Maxwell, 27, played sparingly for the Athletics in 2018 and then was designated for assignment at the beginning of September. He officially became a free agent on November 2 and has had trouble finding work in the month-plus since.

Susan Slusser of the San Francisco Chronicle reports that Maxwell fired his agent, Matt Sosnick on Thursday because he’s still jobless. According to an unnamed MLB executive Slusser spoke to, “It’s the kneeling thing that might keep him from getting another job, not the arrest. Owners aren’t going to want to deal with that whole anthem issue.”

That makes a lot of since since abusive players haven’t had too much trouble finding new work otherwise. Addison Russell, Jeurys Familia, and José Reyes, among others have either stayed with their teams or quickly found new work. Given the relatively weak catching market, had Maxwell only had the assault charge, there is no doubt he would have been signed to be a backup catcher somewhere.

In the NFL, Colin Kaepernick — who popularized kneeling during the anthem — has remained unsigned even though teams have opted to sign and start clearly inferior quarterbacks like Mark Sanchez, Josh McCown, Ryan Fitzpatrick, Jay Cutler, Matt Barkley, and Sam Bradford, among many others. Team owners tend to run conservative in terms of politics, so they may not like the protest to begin with, then there is the public blowback to signing such a player as those who dislike such protesting make up a slight majority in the U.S., according to various polls including one done by the Washington Post.

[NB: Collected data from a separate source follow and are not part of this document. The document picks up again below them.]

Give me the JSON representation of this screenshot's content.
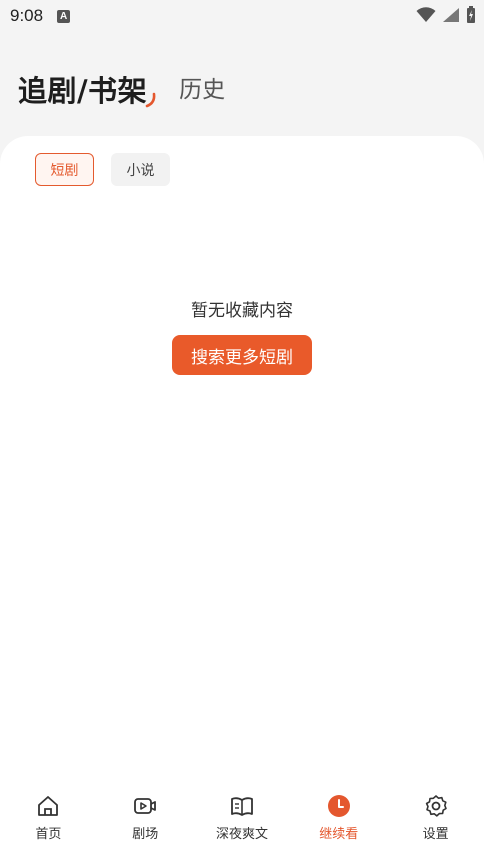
{
  "status_bar": {
    "time": "9:08",
    "notification_icon": "A"
  },
  "header": {
    "tab_main": "追剧/书架",
    "tab_history": "历史"
  },
  "filter_chips": [
    {
      "label": "短剧",
      "active": true
    },
    {
      "label": "小说",
      "active": false
    }
  ],
  "empty_state": {
    "message": "暂无收藏内容",
    "button_label": "搜索更多短剧"
  },
  "bottom_nav": {
    "items": [
      {
        "label": "首页",
        "icon": "home-icon",
        "active": false
      },
      {
        "label": "剧场",
        "icon": "video-play-icon",
        "active": false
      },
      {
        "label": "深夜爽文",
        "icon": "book-icon",
        "active": false
      },
      {
        "label": "继续看",
        "icon": "clock-icon",
        "active": true
      },
      {
        "label": "设置",
        "icon": "gear-icon",
        "active": false
      }
    ]
  },
  "colors": {
    "accent": "#e95a2a",
    "background": "#f4f4f4",
    "card": "#ffffff"
  }
}
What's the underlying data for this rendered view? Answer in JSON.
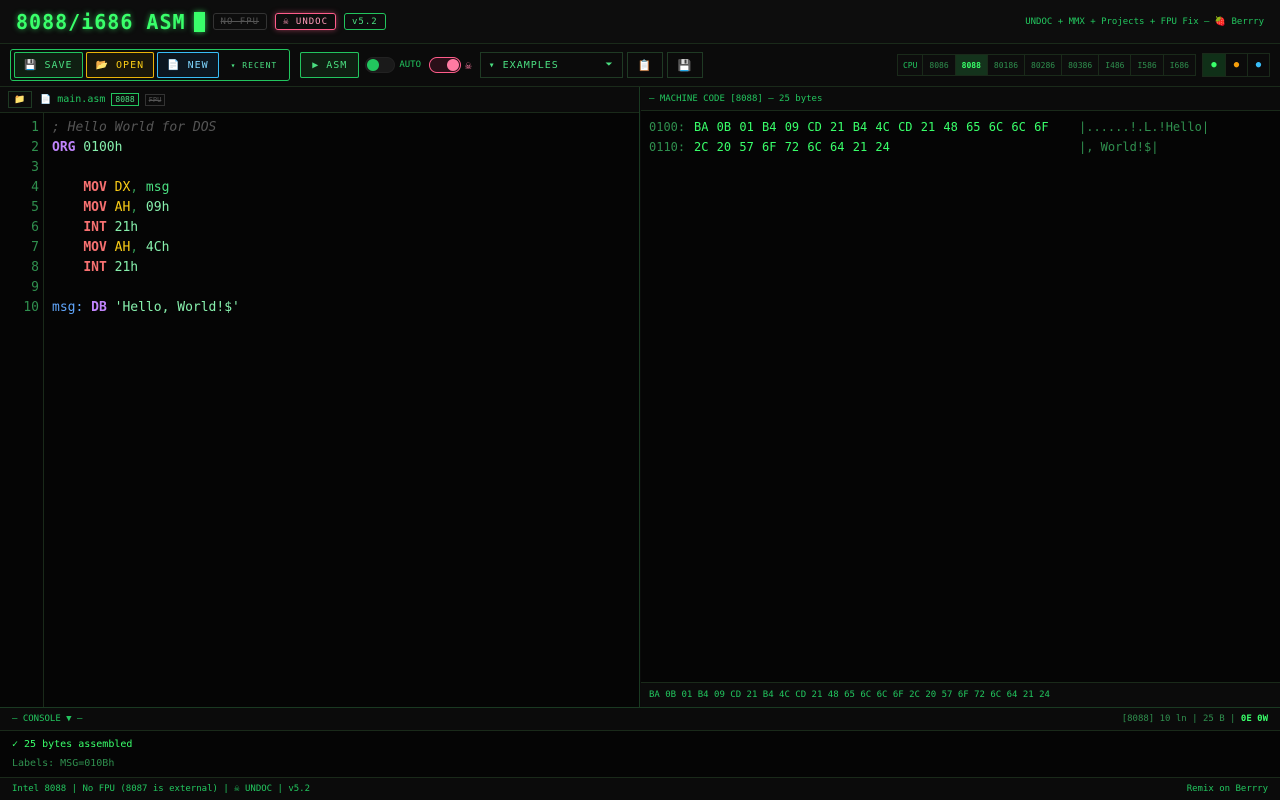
{
  "header": {
    "title": "8088/i686 ASM",
    "badge_nofpu": "NO FPU",
    "badge_undoc": "☠ UNDOC",
    "version": "v5.2",
    "credits": "UNDOC + MMX + Projects + FPU Fix — 🍓 Berrry"
  },
  "toolbar": {
    "save_label": "💾 SAVE",
    "open_label": "📂 OPEN",
    "new_label": "📄 NEW",
    "recent_label": "▾ RECENT",
    "asm_label": "▶ ASM",
    "auto_label": "AUTO",
    "undoc_icon": "☠",
    "examples_label": "▾ EXAMPLES",
    "examples_caret": "⏷",
    "copy_icon": "📋",
    "export_icon": "💾",
    "cpu_label": "CPU",
    "cpus": [
      "8086",
      "8088",
      "80186",
      "80286",
      "80386",
      "I486",
      "I586",
      "I686"
    ],
    "active_cpu": "8088",
    "theme_dots": [
      "●",
      "●",
      "●"
    ]
  },
  "editor": {
    "folder_icon": "📁",
    "file_icon": "📄",
    "file_name": "main.asm",
    "cpu_tag": "8088",
    "fpu_tag": "FPU",
    "line_numbers": [
      "1",
      "2",
      "3",
      "4",
      "5",
      "6",
      "7",
      "8",
      "9",
      "10"
    ],
    "lines": {
      "l1_comment": "; Hello World for DOS",
      "l2_dir": "ORG",
      "l2_num": " 0100h",
      "l4_op": "MOV",
      "l4_reg": " DX",
      "l4_punc": ",",
      "l4_ident": " msg",
      "l5_op": "MOV",
      "l5_reg": " AH",
      "l5_punc": ",",
      "l5_num": " 09h",
      "l6_op": "INT",
      "l6_num": " 21h",
      "l7_op": "MOV",
      "l7_reg": " AH",
      "l7_punc": ",",
      "l7_num": " 4Ch",
      "l8_op": "INT",
      "l8_num": " 21h",
      "l10_label": "msg:",
      "l10_dir": " DB",
      "l10_str": " 'Hello, World!$'"
    }
  },
  "machine": {
    "header": "— MACHINE CODE [8088] — 25 bytes",
    "rows": [
      {
        "addr": "0100:",
        "bytes": "BA 0B 01 B4 09 CD 21 B4 4C CD 21 48 65 6C 6C 6F",
        "ascii": "|......!.L.!Hello|"
      },
      {
        "addr": "0110:",
        "bytes": "2C 20 57 6F 72 6C 64 21 24",
        "ascii": "|, World!$|"
      }
    ],
    "footer": "BA 0B 01 B4 09 CD 21 B4 4C CD 21 48 65 6C 6C 6F 2C 20 57 6F 72 6C 64 21 24"
  },
  "console": {
    "header": "— CONSOLE ▼ —",
    "stats": "[8088] 10 ln | 25 B |",
    "stats_hl": "0E 0W",
    "line1": "✓ 25 bytes assembled",
    "line2": "Labels: MSG=010Bh"
  },
  "status": {
    "left": "Intel 8088 | No FPU (8087 is external) | ☠ UNDOC | v5.2",
    "right": "Remix on Berrry"
  }
}
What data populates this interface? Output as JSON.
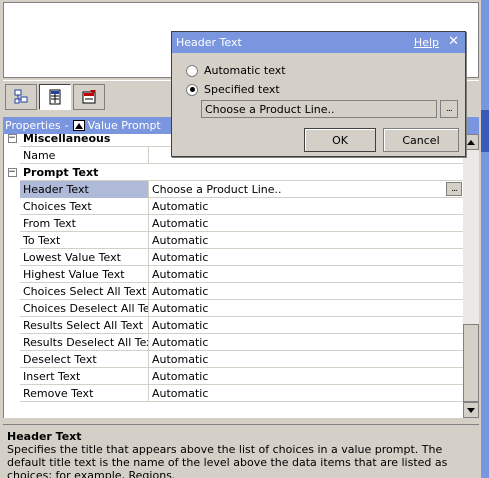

It’s worth noting that Maxwell has a career .240/.314/.347 triple-slash line in 412 plate appearances. We’re not talking about J.T. Realmuto or Buster Posey here. That being said, there have been 15 other catchers to have put up a lower aggregate OPS since 2016 (min. 400 PA). One of those players, Derek Norris (.600 OPS since 2016), signed a minor league contract with the Tigers just three months after being suspended by Major League Baseball for violating its domestic violence policy. Makes you think.